Standards development is an area where IMO, this a major win for Netscape. It wasn't really possible in the past for a proposed extension to be easily added and tested by the web using community (at least using the current version of a popular browser).

Testing and verification of new proposed features for HTML, etc. is now much more likely to use the Netscape browser code; and nearly by default, these changes and additions will gravitate back to the main code base. This provides the Netscape server team(s) with at least one (or more) reasonable client implementations to test their server against.

The Microsoft response was well worth reading. I found it interesting that the two Microsoft responses were from the trenches. One believes that Netscape has pushed the HTML standard and platform independence envelope and hopes that Microsoft never does something as foolish. The other sees user security concerns as a major issue (and on this we're supposed to trust MS?).

>From my perspective, I see MS as having a new legal hurdle to deal with, at least eventually. IE 4.0.x is free, at least according the latest MS interpretation of free. It is also completely integrated into the desktop experience of Win95, if you install active desktop. Win '98 is aimed at making the 'browser' ubiquitous, and should therefore be made easily replaceable. The legal question I would ask (given the recent activity from the Justice Department), is why can't a free browser whose source is available to anyone be integrated at the same level as the 'free browser' from Microsoft?

The reason is obviously one of API documentation (for developers), but if you have free software competing with other free software, the reason to hide those APIs is gone. So why can't anyone access the APIs?

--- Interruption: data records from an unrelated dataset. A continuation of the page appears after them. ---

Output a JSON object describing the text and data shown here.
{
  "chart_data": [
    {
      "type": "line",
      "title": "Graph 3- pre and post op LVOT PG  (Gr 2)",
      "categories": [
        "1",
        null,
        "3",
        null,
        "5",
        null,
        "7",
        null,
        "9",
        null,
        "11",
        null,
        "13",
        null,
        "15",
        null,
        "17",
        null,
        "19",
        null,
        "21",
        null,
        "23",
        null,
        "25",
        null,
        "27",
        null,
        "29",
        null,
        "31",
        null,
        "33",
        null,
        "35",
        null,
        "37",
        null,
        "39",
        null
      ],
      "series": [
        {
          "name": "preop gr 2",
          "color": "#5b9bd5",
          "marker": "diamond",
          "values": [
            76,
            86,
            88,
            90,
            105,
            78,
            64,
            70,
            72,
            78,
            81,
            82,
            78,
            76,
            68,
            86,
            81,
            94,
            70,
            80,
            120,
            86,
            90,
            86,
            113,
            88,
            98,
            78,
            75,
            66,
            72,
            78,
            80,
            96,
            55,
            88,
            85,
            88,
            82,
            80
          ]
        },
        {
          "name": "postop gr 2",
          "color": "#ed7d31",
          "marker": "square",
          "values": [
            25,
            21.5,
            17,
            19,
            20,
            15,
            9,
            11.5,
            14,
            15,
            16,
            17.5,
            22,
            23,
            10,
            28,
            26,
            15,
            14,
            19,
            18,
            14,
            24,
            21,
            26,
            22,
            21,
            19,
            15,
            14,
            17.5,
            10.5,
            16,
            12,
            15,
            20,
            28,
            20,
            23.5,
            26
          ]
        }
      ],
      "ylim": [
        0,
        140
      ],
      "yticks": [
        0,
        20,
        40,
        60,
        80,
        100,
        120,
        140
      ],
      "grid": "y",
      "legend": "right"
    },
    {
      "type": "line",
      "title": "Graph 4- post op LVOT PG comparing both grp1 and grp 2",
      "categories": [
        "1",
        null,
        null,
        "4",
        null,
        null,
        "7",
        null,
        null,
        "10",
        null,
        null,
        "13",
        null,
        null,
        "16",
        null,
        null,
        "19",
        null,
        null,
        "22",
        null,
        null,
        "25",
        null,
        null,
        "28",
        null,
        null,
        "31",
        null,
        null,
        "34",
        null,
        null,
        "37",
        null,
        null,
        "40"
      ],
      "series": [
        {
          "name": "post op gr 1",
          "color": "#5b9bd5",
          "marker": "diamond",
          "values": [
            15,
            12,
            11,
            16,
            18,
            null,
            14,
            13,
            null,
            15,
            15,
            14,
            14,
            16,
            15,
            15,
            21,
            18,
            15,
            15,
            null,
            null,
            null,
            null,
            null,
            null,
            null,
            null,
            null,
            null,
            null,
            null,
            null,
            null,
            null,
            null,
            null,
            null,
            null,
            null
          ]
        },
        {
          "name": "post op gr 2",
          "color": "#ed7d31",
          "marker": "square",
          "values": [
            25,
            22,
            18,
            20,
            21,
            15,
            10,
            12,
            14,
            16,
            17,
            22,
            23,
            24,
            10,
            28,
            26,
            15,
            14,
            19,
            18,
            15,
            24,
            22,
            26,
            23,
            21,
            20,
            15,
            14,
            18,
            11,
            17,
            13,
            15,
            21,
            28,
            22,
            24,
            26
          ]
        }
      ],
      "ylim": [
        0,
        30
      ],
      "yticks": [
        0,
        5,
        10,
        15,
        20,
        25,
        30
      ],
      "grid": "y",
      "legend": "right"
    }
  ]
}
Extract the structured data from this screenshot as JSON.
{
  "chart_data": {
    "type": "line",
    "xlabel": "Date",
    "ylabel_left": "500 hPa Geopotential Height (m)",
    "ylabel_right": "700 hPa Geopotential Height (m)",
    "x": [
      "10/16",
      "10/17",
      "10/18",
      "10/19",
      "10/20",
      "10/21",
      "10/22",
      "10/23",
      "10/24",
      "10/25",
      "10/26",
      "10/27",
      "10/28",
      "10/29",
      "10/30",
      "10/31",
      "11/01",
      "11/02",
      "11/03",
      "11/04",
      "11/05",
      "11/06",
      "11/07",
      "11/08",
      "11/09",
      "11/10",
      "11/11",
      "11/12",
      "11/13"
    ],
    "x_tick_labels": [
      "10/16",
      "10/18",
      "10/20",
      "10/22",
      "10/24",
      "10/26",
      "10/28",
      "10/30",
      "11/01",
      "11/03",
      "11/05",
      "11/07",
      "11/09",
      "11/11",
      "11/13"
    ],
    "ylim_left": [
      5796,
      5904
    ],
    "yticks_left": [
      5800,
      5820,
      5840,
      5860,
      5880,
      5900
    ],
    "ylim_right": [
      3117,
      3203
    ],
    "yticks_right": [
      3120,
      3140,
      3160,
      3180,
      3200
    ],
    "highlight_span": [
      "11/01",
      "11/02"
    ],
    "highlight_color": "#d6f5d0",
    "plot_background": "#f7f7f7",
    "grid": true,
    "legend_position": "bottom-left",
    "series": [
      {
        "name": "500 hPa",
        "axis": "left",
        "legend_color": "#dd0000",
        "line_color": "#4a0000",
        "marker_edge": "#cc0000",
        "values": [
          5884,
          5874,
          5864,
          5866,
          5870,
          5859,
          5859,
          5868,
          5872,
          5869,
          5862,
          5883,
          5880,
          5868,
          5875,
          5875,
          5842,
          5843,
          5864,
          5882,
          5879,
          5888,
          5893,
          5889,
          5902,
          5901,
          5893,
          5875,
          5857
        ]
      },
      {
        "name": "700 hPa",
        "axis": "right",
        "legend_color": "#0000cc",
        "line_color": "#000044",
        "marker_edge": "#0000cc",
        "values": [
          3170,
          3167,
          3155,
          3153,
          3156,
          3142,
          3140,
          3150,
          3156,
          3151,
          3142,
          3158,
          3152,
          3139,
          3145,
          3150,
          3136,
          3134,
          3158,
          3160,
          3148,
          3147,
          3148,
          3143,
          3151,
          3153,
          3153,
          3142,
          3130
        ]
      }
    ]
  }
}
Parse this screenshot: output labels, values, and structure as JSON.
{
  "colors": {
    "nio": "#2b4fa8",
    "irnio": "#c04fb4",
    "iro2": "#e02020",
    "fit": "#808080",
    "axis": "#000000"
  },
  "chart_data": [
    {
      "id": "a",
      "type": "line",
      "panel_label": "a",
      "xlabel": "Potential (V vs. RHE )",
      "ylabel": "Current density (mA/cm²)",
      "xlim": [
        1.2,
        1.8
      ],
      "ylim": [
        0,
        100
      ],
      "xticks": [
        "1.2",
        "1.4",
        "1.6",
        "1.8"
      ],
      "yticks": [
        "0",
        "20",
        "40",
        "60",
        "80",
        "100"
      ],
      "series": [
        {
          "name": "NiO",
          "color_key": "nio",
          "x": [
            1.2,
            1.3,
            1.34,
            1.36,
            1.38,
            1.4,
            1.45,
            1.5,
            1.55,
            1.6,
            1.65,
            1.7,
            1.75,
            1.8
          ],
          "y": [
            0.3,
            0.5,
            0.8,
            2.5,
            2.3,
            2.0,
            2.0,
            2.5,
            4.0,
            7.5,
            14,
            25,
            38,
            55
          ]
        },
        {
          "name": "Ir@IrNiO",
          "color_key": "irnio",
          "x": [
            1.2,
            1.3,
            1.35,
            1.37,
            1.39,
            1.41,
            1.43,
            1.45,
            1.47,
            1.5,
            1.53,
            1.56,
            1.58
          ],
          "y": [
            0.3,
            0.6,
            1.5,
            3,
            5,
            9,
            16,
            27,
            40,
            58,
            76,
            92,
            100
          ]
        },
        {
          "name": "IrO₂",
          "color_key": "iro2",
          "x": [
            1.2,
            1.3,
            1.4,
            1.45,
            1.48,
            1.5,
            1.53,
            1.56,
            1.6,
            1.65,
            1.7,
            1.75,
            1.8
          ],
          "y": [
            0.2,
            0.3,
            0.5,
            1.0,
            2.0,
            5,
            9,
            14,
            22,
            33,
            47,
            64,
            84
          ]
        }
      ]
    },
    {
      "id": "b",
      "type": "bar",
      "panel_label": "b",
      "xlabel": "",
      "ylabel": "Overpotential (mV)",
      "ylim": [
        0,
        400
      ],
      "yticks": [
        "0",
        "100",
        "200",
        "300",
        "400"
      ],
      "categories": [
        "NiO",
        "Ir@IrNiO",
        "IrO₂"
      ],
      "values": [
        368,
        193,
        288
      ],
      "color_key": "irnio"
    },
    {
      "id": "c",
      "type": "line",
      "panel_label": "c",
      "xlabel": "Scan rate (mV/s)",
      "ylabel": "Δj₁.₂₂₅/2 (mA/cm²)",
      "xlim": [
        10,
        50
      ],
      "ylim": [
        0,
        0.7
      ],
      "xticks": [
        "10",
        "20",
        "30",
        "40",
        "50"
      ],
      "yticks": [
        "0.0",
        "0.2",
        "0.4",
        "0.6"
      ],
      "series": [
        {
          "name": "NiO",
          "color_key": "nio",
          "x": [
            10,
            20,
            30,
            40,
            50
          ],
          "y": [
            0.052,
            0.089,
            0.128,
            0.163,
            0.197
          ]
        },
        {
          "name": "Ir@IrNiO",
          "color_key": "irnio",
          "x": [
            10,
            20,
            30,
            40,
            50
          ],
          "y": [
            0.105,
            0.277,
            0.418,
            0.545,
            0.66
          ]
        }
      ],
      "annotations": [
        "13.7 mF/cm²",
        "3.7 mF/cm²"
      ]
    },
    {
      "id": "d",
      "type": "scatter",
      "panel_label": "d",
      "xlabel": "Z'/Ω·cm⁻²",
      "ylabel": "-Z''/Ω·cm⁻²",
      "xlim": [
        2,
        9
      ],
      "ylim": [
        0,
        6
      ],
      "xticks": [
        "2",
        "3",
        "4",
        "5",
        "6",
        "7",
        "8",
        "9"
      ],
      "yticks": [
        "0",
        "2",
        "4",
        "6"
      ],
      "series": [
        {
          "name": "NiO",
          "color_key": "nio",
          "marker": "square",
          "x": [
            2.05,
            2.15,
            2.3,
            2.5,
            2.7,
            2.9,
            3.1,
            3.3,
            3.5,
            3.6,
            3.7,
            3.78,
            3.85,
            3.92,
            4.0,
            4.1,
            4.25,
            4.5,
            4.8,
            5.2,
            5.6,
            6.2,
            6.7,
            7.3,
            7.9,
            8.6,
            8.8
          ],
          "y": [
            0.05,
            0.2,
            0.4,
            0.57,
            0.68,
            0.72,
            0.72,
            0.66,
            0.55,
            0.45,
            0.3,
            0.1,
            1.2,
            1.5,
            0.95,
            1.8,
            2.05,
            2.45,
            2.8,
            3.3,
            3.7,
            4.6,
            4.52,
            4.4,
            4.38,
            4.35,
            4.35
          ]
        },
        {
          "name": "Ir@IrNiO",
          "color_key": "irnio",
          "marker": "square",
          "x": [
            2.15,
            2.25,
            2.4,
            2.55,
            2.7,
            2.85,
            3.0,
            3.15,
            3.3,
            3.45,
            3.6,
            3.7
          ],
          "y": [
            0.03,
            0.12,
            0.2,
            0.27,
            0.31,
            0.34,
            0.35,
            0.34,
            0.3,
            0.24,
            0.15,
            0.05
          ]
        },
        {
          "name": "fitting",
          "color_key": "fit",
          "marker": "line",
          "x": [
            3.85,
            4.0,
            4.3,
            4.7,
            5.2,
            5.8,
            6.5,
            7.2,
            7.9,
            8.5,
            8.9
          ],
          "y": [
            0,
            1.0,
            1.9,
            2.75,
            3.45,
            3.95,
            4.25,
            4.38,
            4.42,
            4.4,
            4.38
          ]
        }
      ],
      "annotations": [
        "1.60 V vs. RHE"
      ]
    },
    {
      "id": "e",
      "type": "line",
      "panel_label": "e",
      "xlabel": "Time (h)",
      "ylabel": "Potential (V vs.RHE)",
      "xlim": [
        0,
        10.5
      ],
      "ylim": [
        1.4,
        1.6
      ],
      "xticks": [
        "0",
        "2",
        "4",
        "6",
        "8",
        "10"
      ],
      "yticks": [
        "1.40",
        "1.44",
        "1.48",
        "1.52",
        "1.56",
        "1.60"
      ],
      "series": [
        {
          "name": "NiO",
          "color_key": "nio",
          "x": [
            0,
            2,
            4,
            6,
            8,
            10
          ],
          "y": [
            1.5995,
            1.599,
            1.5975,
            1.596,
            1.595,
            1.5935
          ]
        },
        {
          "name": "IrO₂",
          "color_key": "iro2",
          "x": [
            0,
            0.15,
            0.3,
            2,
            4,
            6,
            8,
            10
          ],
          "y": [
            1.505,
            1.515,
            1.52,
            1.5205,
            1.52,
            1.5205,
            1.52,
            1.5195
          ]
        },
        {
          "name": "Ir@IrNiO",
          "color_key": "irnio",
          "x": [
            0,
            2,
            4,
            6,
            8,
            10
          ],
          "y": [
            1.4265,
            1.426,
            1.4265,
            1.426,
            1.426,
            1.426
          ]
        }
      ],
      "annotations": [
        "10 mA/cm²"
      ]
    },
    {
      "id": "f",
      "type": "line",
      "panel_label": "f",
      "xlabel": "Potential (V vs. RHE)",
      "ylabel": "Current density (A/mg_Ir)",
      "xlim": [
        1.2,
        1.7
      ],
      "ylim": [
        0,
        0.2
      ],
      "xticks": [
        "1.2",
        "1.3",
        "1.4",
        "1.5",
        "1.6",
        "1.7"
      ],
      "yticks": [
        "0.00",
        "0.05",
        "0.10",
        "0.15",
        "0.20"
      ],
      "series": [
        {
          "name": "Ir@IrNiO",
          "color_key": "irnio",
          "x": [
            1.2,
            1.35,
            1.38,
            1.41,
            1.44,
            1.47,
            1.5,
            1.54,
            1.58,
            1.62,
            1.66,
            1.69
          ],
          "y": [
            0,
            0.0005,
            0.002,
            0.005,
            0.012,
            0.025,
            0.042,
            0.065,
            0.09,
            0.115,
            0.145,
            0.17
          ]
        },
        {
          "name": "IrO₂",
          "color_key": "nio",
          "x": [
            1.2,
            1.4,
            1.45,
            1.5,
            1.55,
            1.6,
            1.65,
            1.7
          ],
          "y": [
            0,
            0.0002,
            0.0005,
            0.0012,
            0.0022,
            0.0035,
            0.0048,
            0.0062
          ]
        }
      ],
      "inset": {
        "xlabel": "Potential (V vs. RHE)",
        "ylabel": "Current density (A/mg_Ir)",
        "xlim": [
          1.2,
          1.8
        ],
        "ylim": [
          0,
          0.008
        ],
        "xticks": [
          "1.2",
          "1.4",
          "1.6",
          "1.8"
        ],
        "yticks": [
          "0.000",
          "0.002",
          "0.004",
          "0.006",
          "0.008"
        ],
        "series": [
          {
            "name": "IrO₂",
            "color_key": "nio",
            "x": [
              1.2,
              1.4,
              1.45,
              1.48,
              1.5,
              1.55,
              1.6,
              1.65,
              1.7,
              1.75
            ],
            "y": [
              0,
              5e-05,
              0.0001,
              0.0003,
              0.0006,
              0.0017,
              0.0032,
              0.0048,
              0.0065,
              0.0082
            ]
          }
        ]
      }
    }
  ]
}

Java is another area where Netscape gains significantly, in terms of productivity, based on their previous commitments. Why should any browser be held to the stake for the operation of Java applets on a particular system? As long as they handle the basics of instantiating the users chosen Java VM, passing the applet off and handling normal (and abnormal) termination of the applet, anything else is the JVM's problem.

There has never been any good reason for the Navigator VM on the Mac to be different from that used elsewhere, except that at the time they added a lot of code so it generally worked better. These days, Mac users sometimes wish they had a choice. If Java sucks on the Mac, let's finally lay the blame at Apple's doorstep and let them fix it, instead of having multiple workarounds.

As long as the platform has a method of identifying installed VMs, Navigator ought to allow itself to adapt. If no VM is installed, they should just install the latest Sun VM and leave it at that.